Initial step size at the start of integration. For adaptive controllers, this is used only for the first step; subsequent steps are determined by the controller. For fixed stepping, this is ignored (dt is used).

  • Default: computed as sqrt(dt_min * dt_max) for adaptive

  • Type: float (must be positive)

dt_save

Time interval between saved output samples. Determines how often state and observable values are recorded to the output arrays. Smaller values give higher resolution output but require more memory.

  • Default: 0.1

  • Type: float (must be positive)

dt_summarise

Time interval between summary statistic calculations. Summary metrics (mean, max, RMS, etc.) are accumulated over this interval before being written to output. Should be at least as large as dt_save.

  • Default: 1.0

  • Type: float (must be positive)

Output Options

Output parameters control what data is saved during integration.

Output Type Selection

output_types

List of output types to save. Valid options include:

  • "state": Save state variable time series

  • "observables": Save observable time series

  • "time": Save time stamps for each output sample

  • "iteration_counters": Save Newton and Krylov iteration counts

Summary metrics can also be specified:

  • "mean": Arithmetic mean over summary interval

  • "max": Maximum value over summary interval

  • "min": Minimum value over summary interval

  • "rms": Root-mean-square over summary interval

  • "std": Standard deviation over summary interval

  • "var": Variance over summary interval

  • Default: ["state"]

  • Type: list of str

Index Selection

saved_state_indices

Indices of state variables to include in time-domain output. Use this to save only the variables you need, reducing memory requirements. If not specified, all state variables are saved.

  • Default: all states

  • Type: list or array of int

saved_observable_indices

Indices of observable variables to include in time-domain output.

  • Default: all observables

  • Type: list or array of int

summarised_state_indices

Indices of state variables to include in summary calculations. Defaults to the same as saved_state_indices if not specified.

  • Default: same as saved indices

  • Type: list or array of int

summarised_observable_indices

Indices of observable variables to include in summary calculations.

  • Default: same as saved indices

  • Type: list or array of int

Memory Location Options

Advanced users can control where intermediate buffers are allocated in GPU memory. These options affect performance but not correctness.

Buffer location parameters (e.g., state_location, preconditioned_vec_location, etc.)

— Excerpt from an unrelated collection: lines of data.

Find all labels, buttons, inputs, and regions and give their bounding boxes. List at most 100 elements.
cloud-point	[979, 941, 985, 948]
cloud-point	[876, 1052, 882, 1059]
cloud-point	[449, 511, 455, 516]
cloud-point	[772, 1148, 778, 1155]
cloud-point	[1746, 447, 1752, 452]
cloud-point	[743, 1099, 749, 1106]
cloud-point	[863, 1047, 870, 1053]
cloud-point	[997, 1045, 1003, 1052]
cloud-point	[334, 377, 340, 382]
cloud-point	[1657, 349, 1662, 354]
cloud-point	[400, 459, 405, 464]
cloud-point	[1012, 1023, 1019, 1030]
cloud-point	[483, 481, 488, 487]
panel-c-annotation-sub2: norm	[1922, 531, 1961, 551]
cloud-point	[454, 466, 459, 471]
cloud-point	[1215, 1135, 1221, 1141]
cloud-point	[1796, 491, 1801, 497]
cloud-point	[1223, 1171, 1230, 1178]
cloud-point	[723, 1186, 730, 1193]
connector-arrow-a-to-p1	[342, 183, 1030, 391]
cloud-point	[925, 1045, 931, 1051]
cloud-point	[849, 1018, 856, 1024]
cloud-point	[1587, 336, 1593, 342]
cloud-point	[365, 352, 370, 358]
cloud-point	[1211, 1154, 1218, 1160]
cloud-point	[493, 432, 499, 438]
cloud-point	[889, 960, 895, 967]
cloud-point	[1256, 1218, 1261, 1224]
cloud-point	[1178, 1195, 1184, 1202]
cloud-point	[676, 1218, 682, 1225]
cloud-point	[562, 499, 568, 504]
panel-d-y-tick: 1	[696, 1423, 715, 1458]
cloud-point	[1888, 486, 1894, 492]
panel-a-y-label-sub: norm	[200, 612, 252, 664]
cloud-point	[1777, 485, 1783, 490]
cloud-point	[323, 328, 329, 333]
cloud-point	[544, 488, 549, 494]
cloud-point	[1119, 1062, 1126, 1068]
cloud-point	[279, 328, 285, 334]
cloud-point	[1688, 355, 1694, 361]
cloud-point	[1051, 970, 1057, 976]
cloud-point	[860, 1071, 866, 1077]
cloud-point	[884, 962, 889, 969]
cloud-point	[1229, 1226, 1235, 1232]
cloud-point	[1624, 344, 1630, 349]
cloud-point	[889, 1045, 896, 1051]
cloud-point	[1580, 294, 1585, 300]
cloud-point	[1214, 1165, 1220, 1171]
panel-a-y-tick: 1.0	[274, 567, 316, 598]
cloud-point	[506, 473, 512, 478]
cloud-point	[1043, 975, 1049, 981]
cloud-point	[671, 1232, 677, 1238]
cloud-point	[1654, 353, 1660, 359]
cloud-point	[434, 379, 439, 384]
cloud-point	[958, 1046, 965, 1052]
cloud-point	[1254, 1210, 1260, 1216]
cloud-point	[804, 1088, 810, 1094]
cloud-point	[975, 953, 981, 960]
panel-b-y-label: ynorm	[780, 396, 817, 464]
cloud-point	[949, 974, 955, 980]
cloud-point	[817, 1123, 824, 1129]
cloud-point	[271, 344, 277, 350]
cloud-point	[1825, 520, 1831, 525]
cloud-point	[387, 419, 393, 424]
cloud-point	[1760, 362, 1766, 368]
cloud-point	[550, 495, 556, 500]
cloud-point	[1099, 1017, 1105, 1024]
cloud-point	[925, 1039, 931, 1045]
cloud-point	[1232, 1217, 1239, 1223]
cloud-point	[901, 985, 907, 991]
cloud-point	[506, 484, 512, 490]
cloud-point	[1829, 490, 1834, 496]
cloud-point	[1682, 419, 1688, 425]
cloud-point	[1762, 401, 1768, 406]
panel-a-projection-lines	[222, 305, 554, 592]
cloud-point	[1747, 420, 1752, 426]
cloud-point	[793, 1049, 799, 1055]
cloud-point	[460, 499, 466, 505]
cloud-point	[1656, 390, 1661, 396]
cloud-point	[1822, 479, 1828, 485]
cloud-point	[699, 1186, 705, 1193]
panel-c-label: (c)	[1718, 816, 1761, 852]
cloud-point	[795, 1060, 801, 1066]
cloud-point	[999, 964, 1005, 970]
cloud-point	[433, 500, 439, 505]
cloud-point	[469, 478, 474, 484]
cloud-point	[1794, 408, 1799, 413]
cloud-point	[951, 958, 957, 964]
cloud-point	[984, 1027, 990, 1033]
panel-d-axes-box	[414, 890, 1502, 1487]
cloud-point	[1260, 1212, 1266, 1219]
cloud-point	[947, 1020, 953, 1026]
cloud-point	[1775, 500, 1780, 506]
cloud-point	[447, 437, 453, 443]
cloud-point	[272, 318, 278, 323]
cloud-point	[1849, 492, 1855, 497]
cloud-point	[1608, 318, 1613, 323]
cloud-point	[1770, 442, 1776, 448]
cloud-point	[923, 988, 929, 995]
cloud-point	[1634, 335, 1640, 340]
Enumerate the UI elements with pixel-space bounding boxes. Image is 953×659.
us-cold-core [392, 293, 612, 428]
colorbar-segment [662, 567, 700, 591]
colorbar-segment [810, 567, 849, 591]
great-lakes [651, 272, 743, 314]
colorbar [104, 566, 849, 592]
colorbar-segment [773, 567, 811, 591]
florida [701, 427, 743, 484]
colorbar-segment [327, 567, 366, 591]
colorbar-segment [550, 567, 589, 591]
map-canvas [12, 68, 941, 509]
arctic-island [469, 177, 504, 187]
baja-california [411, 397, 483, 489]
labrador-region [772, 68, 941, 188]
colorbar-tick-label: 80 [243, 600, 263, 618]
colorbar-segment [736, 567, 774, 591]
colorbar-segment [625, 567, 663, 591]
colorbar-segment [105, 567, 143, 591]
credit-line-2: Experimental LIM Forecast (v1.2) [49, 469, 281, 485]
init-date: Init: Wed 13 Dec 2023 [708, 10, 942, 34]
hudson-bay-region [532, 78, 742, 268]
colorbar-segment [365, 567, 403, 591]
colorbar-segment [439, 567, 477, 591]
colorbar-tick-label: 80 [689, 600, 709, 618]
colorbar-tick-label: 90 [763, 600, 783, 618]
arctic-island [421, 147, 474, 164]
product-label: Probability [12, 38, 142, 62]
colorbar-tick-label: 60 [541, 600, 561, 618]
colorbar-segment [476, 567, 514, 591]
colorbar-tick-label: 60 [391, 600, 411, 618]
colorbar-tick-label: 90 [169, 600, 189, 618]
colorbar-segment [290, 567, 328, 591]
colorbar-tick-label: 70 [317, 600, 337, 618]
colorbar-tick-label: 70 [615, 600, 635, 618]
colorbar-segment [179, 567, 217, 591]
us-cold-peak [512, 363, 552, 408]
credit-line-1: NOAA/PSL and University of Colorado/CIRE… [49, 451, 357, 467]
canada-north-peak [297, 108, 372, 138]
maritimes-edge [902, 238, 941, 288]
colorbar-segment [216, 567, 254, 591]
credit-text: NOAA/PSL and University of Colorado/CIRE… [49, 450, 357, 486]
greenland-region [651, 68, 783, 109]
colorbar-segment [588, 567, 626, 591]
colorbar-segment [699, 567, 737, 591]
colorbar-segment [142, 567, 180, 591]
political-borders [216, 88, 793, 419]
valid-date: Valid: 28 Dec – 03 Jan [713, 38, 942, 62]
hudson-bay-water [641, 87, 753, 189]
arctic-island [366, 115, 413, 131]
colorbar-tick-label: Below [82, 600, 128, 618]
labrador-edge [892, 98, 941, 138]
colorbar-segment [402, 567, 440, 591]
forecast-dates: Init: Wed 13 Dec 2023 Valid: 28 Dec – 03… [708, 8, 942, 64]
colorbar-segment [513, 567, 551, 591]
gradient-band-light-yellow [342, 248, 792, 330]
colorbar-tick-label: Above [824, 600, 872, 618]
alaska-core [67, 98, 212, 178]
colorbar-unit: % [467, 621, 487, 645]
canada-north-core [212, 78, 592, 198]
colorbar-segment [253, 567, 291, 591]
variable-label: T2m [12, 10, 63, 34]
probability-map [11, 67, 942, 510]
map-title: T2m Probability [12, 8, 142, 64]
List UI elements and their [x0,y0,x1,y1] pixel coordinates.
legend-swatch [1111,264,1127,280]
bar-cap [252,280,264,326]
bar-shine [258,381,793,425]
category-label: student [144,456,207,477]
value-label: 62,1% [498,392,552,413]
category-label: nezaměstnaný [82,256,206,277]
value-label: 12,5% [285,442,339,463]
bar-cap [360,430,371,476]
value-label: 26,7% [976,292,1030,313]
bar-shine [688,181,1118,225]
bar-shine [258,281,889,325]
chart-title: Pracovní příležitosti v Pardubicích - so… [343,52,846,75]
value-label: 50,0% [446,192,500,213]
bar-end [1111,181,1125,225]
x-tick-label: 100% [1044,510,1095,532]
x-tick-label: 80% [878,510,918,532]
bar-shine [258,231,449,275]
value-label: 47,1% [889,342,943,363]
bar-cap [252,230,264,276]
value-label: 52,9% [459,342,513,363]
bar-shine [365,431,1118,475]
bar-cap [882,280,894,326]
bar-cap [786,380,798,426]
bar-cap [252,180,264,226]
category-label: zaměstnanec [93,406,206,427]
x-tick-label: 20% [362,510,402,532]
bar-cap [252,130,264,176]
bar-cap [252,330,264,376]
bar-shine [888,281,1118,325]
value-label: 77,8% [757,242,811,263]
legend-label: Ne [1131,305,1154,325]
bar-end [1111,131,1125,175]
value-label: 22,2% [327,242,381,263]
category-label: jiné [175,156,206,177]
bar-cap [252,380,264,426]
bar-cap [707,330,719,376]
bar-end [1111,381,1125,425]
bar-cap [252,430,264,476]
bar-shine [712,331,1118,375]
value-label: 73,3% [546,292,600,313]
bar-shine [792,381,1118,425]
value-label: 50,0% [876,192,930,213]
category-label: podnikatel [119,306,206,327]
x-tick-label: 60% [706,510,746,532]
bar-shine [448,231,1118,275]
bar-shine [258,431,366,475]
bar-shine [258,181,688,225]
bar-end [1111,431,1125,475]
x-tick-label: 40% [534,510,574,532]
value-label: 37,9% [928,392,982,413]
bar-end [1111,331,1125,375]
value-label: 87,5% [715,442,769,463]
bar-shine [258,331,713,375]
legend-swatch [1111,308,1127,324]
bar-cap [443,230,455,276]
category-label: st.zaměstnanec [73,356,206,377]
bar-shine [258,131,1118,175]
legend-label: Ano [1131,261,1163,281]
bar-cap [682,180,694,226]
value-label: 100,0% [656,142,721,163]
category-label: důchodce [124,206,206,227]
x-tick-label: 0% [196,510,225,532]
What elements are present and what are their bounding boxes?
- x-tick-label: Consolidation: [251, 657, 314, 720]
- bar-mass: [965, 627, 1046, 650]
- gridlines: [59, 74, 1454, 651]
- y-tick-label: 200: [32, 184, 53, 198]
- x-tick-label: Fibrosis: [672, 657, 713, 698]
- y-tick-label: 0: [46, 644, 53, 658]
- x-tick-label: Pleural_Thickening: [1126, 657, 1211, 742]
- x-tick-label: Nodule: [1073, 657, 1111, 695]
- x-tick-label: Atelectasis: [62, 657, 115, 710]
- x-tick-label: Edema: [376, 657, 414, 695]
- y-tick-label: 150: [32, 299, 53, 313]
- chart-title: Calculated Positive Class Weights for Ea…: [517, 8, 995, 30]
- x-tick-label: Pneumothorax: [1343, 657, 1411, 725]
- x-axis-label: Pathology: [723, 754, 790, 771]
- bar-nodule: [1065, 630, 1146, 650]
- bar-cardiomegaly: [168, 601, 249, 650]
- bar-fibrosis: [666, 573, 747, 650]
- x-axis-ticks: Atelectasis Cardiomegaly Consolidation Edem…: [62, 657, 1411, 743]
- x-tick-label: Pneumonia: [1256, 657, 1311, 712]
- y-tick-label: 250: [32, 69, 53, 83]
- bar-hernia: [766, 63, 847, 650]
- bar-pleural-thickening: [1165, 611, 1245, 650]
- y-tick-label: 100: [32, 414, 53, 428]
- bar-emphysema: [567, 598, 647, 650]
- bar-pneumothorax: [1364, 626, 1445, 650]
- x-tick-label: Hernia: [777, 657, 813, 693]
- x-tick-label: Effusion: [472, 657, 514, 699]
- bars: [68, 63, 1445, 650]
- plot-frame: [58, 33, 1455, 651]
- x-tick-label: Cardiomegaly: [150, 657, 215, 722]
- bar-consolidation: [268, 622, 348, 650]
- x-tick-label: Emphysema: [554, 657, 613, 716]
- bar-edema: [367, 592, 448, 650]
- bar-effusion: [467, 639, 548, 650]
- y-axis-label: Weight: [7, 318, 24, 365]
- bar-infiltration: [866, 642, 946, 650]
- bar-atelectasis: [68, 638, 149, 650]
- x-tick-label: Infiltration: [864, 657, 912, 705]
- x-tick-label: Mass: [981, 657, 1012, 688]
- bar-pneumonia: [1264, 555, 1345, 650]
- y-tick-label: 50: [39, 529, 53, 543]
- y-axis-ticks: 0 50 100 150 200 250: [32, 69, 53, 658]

Control whether a buffer is allocated in local memory ("local") or shared memory ("shared"). Local memory is private to each thread and larger; shared memory is faster but limited and shared across a thread block. The defaults are tuned for typical use cases.

  • Default: "local" for most buffers

  • Type: str ("local" or "shared")

These parameters are primarily useful for performance tuning on specific GPU architectures and can generally be left at their defaults.